A seleção brasileira não é mais o time que Dunga comandava até meados deste ano. Em três jogos com o técnico Tite, o time nacional mudou de estilo, reencontrou as vitórias e subiu na classificação das Eliminatórias Sul-Americanas para a Copa do Mundo de 2018 – até outro dia, a possibilidade de o país ficar fora do torneio pela primeira vez na história era extremamente factível. No entanto, o grande feito do novo treinador foi findar o divórcio que havia se estabelecido com o público: a reação da equipe canarinho também é um caso espetacular de comunicação.
Como jogador, Dunga simbolizou a geração que fracassou na Copa do Mundo de 1990. Foi massacrado durante anos e conseguiu redenção pessoal ao ser o capitão campeão de 1994, nos Estados Unidos. Aquela vitória ficou marcada essencialmente por dois aspectos: o pragmatismo da seleção brasileira e os palavrões que o volante proferiu ao erguer a taça.
A conquista era um projeto pessoal de Dunga em 1994. Parece bobo dizer isso num ambiente como o esporte, que se guia por vitórias e derrotas, mas o pragmatismo e a reação violenta são exemplos de quanto o capitão colocou o resultado acima do processo.
A consequência é que a geração de 1994 ficou muito subvalorizada. Até hoje, aquele elenco é conhecido como a seleção que “venceu só por causa do Romário” e como “o pior Brasil campeão”. O time que conquistou a taça é menos badalado em âmbito nacional, por exemplo, do que a geração que encantou e não foi campeã em 1982.
Dunga nunca escondeu incômodo sobre esse assunto. Nunca escondeu que as feridas de 1990 não se fecharam em 1994 e que a reação do público à conquista apenas intensificou o trauma.
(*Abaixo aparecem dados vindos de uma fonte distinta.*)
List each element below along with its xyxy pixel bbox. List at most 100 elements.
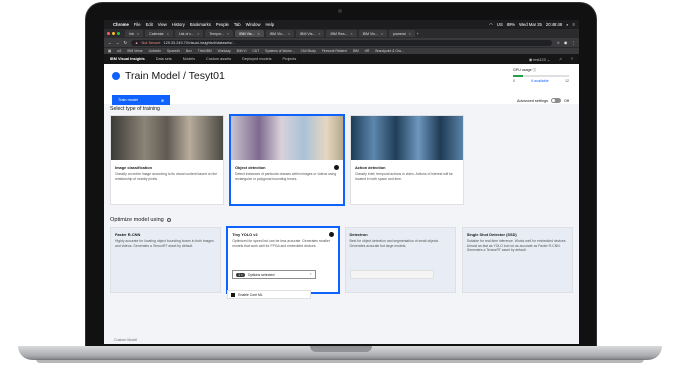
menu-view[interactable]: View — [158, 22, 167, 27]
notification-icon[interactable]: ♫ — [559, 57, 562, 61]
close-tab-icon[interactable]: × — [318, 32, 320, 36]
close-tab-icon[interactable]: × — [409, 32, 411, 36]
tab-label: Tempor... — [209, 31, 225, 36]
address-bar[interactable]: ▲ Not Secure 129.33.249.70/visual-insigh… — [130, 39, 553, 46]
options-dropdown[interactable]: 1 × Options selected ⌃ — [232, 270, 317, 279]
date-display[interactable]: Wed Mar 25 — [519, 22, 542, 27]
tab-active[interactable]: IBM Vis... × — [235, 30, 264, 37]
zoom-window-icon[interactable] — [117, 32, 120, 35]
input-source[interactable]: US — [497, 22, 503, 27]
close-tab-icon[interactable]: × — [288, 32, 290, 36]
tab[interactable]: IBM Vis... × — [358, 30, 387, 37]
close-tab-icon[interactable]: × — [167, 32, 169, 36]
close-tab-icon[interactable]: × — [350, 32, 352, 36]
menu-app-name[interactable]: Chrome — [113, 22, 129, 27]
menu-file[interactable]: File — [134, 22, 141, 27]
search-icon[interactable]: ⌕ — [566, 22, 568, 27]
bookmark[interactable]: Firework Related — [322, 49, 347, 53]
close-tab-icon[interactable]: × — [258, 32, 260, 36]
bookmark[interactable]: Workday — [218, 49, 231, 53]
tab[interactable]: Calendar × — [145, 30, 173, 37]
nav-projects[interactable]: Projects — [283, 57, 297, 61]
selected-count-pill[interactable]: 1 × — [236, 272, 245, 277]
app-brand[interactable]: IBM Visual Insights — [110, 57, 145, 61]
apps-icon[interactable]: ▦ — [108, 49, 111, 53]
bookmark[interactable]: CMi Study — [301, 49, 316, 53]
bookmark[interactable]: LinkedIn — [149, 49, 161, 53]
bookmark[interactable]: Systems of Worke... — [265, 49, 294, 53]
tab[interactable]: IBM Vis... × — [296, 30, 325, 37]
close-tab-icon[interactable]: × — [197, 32, 199, 36]
bookmark[interactable]: Spacedir — [167, 49, 180, 53]
close-tab-icon[interactable]: × — [227, 32, 229, 36]
card-desc: Highly accurate for locating object boun… — [115, 239, 214, 248]
nav-custom-assets[interactable]: Custom assets — [206, 57, 231, 61]
tab[interactable]: IBM Vis... × — [265, 30, 295, 37]
tab[interactable]: List of c... × — [174, 30, 204, 37]
security-label[interactable]: Not Secure — [142, 41, 161, 45]
more-menu-icon[interactable]: ⋮ — [571, 40, 575, 45]
gpu-available-link[interactable]: 6 available — [531, 79, 548, 83]
card-object-detection[interactable]: Object detection Detect instances of par… — [229, 114, 345, 206]
bookmark[interactable]: C&T — [253, 49, 260, 53]
menu-list-icon[interactable]: ≡ — [573, 22, 575, 27]
dropdown-option[interactable]: Enable Core ML — [227, 290, 312, 299]
card-ssd[interactable]: Single Shot Detector (SSD) Suitable for … — [461, 227, 573, 293]
card-detectron[interactable]: Detectron Best for object detection and … — [344, 227, 456, 293]
star-icon[interactable]: ☆ — [556, 40, 559, 45]
new-tab-icon[interactable]: + — [417, 32, 419, 36]
minimize-window-icon[interactable] — [112, 32, 115, 35]
extension-icon[interactable]: ◉ — [564, 40, 567, 45]
close-window-icon[interactable] — [107, 32, 110, 35]
tab[interactable]: powerai × — [388, 30, 415, 37]
dropdown-option-label: Enable Core ML — [238, 292, 263, 297]
battery-level[interactable]: 89% — [507, 22, 515, 27]
tab-label: List of c... — [178, 31, 195, 36]
bookmark[interactable]: Brandpoint & Ora... — [375, 49, 403, 53]
warning-icon[interactable]: ▲ — [135, 41, 139, 45]
card-tiny-yolo[interactable]: Tiny YOLO v2 Optimized for speed but can… — [226, 226, 340, 299]
train-model-button[interactable]: Train model ⊕ — [112, 95, 170, 105]
info-icon[interactable] — [166, 218, 171, 222]
bookmark[interactable]: HR — [365, 49, 370, 53]
menu-history[interactable]: History — [172, 22, 185, 27]
menu-window[interactable]: Window — [246, 22, 261, 27]
card-faster-rcnn[interactable]: Faster R-CNN Highly accurate for locatin… — [110, 227, 222, 293]
bookmark[interactable]: ThinkIBM — [198, 49, 212, 53]
tab[interactable]: Tempor... × — [205, 30, 234, 37]
reload-icon[interactable]: ↻ — [124, 40, 127, 45]
bookmark[interactable]: Box — [186, 49, 192, 53]
room-image — [231, 116, 343, 160]
menu-help[interactable]: Help — [266, 22, 275, 27]
nav-models[interactable]: Models — [183, 57, 195, 61]
menu-edit[interactable]: Edit — [146, 22, 153, 27]
gpu-usage: GPU usage ⓘ 0 6 available 12 — [513, 68, 569, 83]
tab[interactable]: IBM Rea... × — [326, 30, 357, 37]
back-icon[interactable]: ← — [108, 41, 112, 45]
menu-bookmarks[interactable]: Bookmarks — [190, 22, 211, 27]
close-tab-icon[interactable]: × — [381, 32, 383, 36]
card-action-detection[interactable]: Action detection Classify brief, tempora… — [350, 115, 464, 205]
nav-data-sets[interactable]: Data sets — [156, 57, 172, 61]
nav-deployed-models[interactable]: Deployed models — [242, 57, 271, 61]
checkbox-checked[interactable] — [231, 292, 236, 297]
url-text[interactable]: 129.33.249.70/visual-insights/#/datasets… — [164, 41, 236, 45]
forward-icon[interactable]: → — [116, 41, 120, 45]
help-icon[interactable]: ? — [571, 57, 573, 61]
tab-label: IBM Vis... — [362, 31, 378, 36]
advanced-settings-toggle[interactable] — [551, 98, 561, 103]
bookmark[interactable]: IBM — [353, 49, 359, 53]
card-image-classification[interactable]: Image classification Classify an entire … — [110, 115, 224, 205]
time-display[interactable]: 20:48:48 — [546, 22, 562, 27]
tab[interactable]: Inb × — [125, 30, 144, 37]
user-menu[interactable]: ◉ test123 ⌄ — [529, 57, 550, 62]
close-tab-icon[interactable]: × — [137, 32, 139, 36]
wifi-icon[interactable]: ◠ — [489, 22, 493, 27]
browser-toolbar: ← → ↻ ▲ Not Secure 129.33.249.70/visual-… — [104, 38, 579, 47]
card-title: Single Shot Detector (SSD) — [466, 232, 517, 237]
bookmark[interactable]: IBM VI — [237, 49, 247, 53]
menu-people[interactable]: People — [216, 22, 229, 27]
bookmark[interactable]: w3 — [117, 49, 121, 53]
bookmark[interactable]: IBM Verse — [127, 49, 142, 53]
menu-tab[interactable]: Tab — [234, 22, 241, 27]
E isso permeou também as duas passagens dele como técnico da seleção brasileira.
Na trajetória até 2010, ainda que tenha colecionado mais resultados positivos do que negativos, a seleção de Dunga foi pragmática e em momento algum se preocupou com o que o público queria ver na equipe nacional. Foi isso também que o treinador tentou fazer para aplacar o fracasso do 7 a 1 de 2014, mas o discurso puído de orgulho nacional acima de tudo não colou na geração mais nova – nem entre os jogadores, nem com a torcida.
Aí entrou Tite, um treinador que apresentou de cara uma cartilha com tudo que o discurso de Dunga renegava. A começar pelo apoio: o técnico já passou por times grandes do país e tinha apoio de torcedores antes de ser contratado pela CBF (Confederação Brasileira de Futebol) – Dunga, ao contrário, começou pela seleção brasileira.
Além disso, Tite não renegou. Não fala mal sequer do time de 1994. Em entrevista ao site “Globoesporte.com”, o treinador citou o time comandado por Carlos Alberto Parreira como um exemplo de organização e modelo de jogo. O discurso do treinador é sempre inclusivo, e isso faz enorme diferença.
O bom momento coletivo e o futebol que se aproxima mais do que o torcedor quer ver são importantes, é claro. Contudo, não são os únicos alicerces da reestruturação promovida por Tite. Depois de gestões da seleção em que a relação com o público era marcada por tensão e belicismo, como os períodos de Dunga, Felipão e até Mano Menezes, o novo comandante tem como marca um comportamento ameno, quase professoral.
A seleção brasileira de Tite pode não vencer todos os jogos. Pode não conquistar a Copa do Mundo de 2018. Com estratégias simples de comunicação, porém, o treinador criou um ambiente em que o resultado não é a única variável que importa. O público não se comporta apenas de acordo com “ganhou” ou “perdeu” se estiver diante de um caminho positivo e de um discurso claro, inclusivo e positivo.
As marcas de Tite já são evidentes nos primeiros jogos. É possível enxergar conceitos do treinador em aspectos como o posicionamento da seleção brasileira e até o comportamento de alguns jogadores. Mas se há algo em que ele se destaca e se mostra superior a qualquer outro brasileiro do segmento, esse quesito é a comunicação.